MELBOURNE, Australia -- An hour after falling to Hyeon Chung in the Australian Open quarterfinals on Wednesday, Tennys Sandgren addressed the media with a prepared statement about the scrutiny some of his social media activity has recently received.
Sandgren read his statement quietly off his phone.
"You seek to put people in these little boxes so that you can order the world in your already assumed preconceived ideas," his statement read. "You strip away any individuality for the sake of demonizing by way of the collective.
"With a handful of follows and some likes on Twitter, my fate has been sealed in your minds. To write an edgy story, to create sensationalist coverage, there are a few lengths you wouldn't go to mark me as the man you desperately want me to be."
Ranked No. 97, Sandgren had become the Cinderella story of these Australian Open championships. He came into Melbourne with an 0-2 career record in Grand Slam play and had spent the majority of his time on tour playing in lower-level Challenger events.
On Monday, he upset world No. 5 Dominic Thiem in five sets, but the feel-good story quickly turned sour when he was asked about some of his Twitter posts, which appeared to link him to alt-right ideologies. Sandgren, 26, quickly dismissed any allegiance, telling the media that who he follows on Twitter doesn't matter and that the "information you see doesn't dictate what you think or believe."
Sandgren subsequently deleted years' worth of tweets for what he hoped would be a "clean start." When asked about his views Tuesday in an interview with ESPN, Sandgren said, "[It's] not really specific 'alt-right' content that I deem of value.
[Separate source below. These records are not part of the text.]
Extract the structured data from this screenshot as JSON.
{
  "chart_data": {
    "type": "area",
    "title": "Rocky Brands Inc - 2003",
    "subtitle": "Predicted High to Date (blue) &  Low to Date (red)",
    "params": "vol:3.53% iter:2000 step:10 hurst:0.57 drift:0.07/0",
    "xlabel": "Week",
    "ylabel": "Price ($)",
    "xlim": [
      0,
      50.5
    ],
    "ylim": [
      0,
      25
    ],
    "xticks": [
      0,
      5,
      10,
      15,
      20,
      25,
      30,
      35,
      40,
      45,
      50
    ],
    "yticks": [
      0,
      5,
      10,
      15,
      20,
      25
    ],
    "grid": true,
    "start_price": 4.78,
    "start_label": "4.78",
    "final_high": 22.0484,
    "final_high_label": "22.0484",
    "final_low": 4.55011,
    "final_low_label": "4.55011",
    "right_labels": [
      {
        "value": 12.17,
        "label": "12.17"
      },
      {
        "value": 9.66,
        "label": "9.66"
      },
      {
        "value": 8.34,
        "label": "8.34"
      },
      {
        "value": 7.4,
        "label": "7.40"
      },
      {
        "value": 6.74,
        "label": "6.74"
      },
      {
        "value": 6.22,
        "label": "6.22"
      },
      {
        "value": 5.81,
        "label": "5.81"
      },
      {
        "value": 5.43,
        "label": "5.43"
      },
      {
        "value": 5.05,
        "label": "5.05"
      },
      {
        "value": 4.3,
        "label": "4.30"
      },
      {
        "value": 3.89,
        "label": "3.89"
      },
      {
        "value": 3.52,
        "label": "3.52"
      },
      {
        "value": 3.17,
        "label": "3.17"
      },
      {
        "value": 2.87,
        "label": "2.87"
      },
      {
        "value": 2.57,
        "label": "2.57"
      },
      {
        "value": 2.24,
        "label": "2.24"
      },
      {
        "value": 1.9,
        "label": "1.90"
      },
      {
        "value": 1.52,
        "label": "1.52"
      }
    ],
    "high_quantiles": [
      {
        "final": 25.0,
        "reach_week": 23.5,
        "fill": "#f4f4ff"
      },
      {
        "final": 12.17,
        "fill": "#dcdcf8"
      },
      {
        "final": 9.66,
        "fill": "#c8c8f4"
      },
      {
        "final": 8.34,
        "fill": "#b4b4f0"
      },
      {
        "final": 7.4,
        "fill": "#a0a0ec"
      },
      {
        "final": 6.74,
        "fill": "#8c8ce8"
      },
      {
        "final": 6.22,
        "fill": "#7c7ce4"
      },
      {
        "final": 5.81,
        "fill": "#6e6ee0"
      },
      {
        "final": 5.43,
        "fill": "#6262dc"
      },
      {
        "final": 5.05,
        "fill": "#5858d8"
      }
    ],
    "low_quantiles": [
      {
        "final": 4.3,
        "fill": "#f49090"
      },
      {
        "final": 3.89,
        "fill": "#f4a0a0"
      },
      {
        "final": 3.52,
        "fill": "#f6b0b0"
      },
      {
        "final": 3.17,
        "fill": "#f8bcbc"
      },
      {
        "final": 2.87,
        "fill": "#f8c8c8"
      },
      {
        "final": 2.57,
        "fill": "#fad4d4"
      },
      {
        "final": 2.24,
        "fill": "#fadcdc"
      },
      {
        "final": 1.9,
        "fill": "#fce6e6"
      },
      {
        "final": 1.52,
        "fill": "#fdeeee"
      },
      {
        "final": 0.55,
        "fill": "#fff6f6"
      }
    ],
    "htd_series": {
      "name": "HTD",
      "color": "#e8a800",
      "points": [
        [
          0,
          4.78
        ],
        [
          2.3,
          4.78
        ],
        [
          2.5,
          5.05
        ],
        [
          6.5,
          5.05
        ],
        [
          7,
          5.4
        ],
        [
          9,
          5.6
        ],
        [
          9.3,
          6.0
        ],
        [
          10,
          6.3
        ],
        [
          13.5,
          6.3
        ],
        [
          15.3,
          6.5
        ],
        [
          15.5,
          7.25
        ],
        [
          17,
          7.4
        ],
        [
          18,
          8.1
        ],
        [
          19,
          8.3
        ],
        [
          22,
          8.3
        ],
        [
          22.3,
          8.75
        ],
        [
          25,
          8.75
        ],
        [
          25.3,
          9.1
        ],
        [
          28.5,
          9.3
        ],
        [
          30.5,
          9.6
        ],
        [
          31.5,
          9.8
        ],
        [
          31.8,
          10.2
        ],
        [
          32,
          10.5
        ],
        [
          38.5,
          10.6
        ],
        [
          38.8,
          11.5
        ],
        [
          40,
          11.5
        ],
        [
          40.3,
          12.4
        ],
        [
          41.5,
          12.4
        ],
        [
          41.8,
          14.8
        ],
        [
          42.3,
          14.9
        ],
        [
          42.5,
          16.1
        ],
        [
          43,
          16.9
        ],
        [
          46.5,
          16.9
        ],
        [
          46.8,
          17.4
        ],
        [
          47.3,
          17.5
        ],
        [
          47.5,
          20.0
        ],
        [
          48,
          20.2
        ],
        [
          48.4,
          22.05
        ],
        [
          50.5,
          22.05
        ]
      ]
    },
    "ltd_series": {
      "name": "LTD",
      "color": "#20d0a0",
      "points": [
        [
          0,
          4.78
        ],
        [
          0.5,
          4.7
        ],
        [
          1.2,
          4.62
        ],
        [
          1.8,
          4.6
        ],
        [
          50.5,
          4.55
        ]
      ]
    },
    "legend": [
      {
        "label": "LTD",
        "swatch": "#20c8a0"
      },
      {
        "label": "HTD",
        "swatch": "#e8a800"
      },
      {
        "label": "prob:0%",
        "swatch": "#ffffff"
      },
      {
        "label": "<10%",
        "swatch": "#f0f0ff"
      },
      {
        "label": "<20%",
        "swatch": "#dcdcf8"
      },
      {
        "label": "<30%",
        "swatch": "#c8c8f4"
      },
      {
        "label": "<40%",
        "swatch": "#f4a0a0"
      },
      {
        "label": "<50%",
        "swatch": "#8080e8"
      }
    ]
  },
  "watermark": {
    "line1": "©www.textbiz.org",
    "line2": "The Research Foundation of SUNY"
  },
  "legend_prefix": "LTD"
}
I think that's very incorrect, and I don't find information like that to be of value or to hold on to any of those things."
On Wednesday, when pressed to respond to his opening statement, Sandgren appeared annoyed.
"This stopped being about tennis," he said. "I was fine talking about tennis. I'm fine talking about a lot of things. But, you know, I feel like this has gone very far away from the tennis."
Sandgren said he will continue to grow and become the person he wants to be, while also working hard to improve his tennis game.
"It's not easy to come off some big wins, biggest wins of my career, crazy stages, like quarterfinals of a Slam," Sandgren said. "That's crazy to me. And to deal with the stuff off the court as well."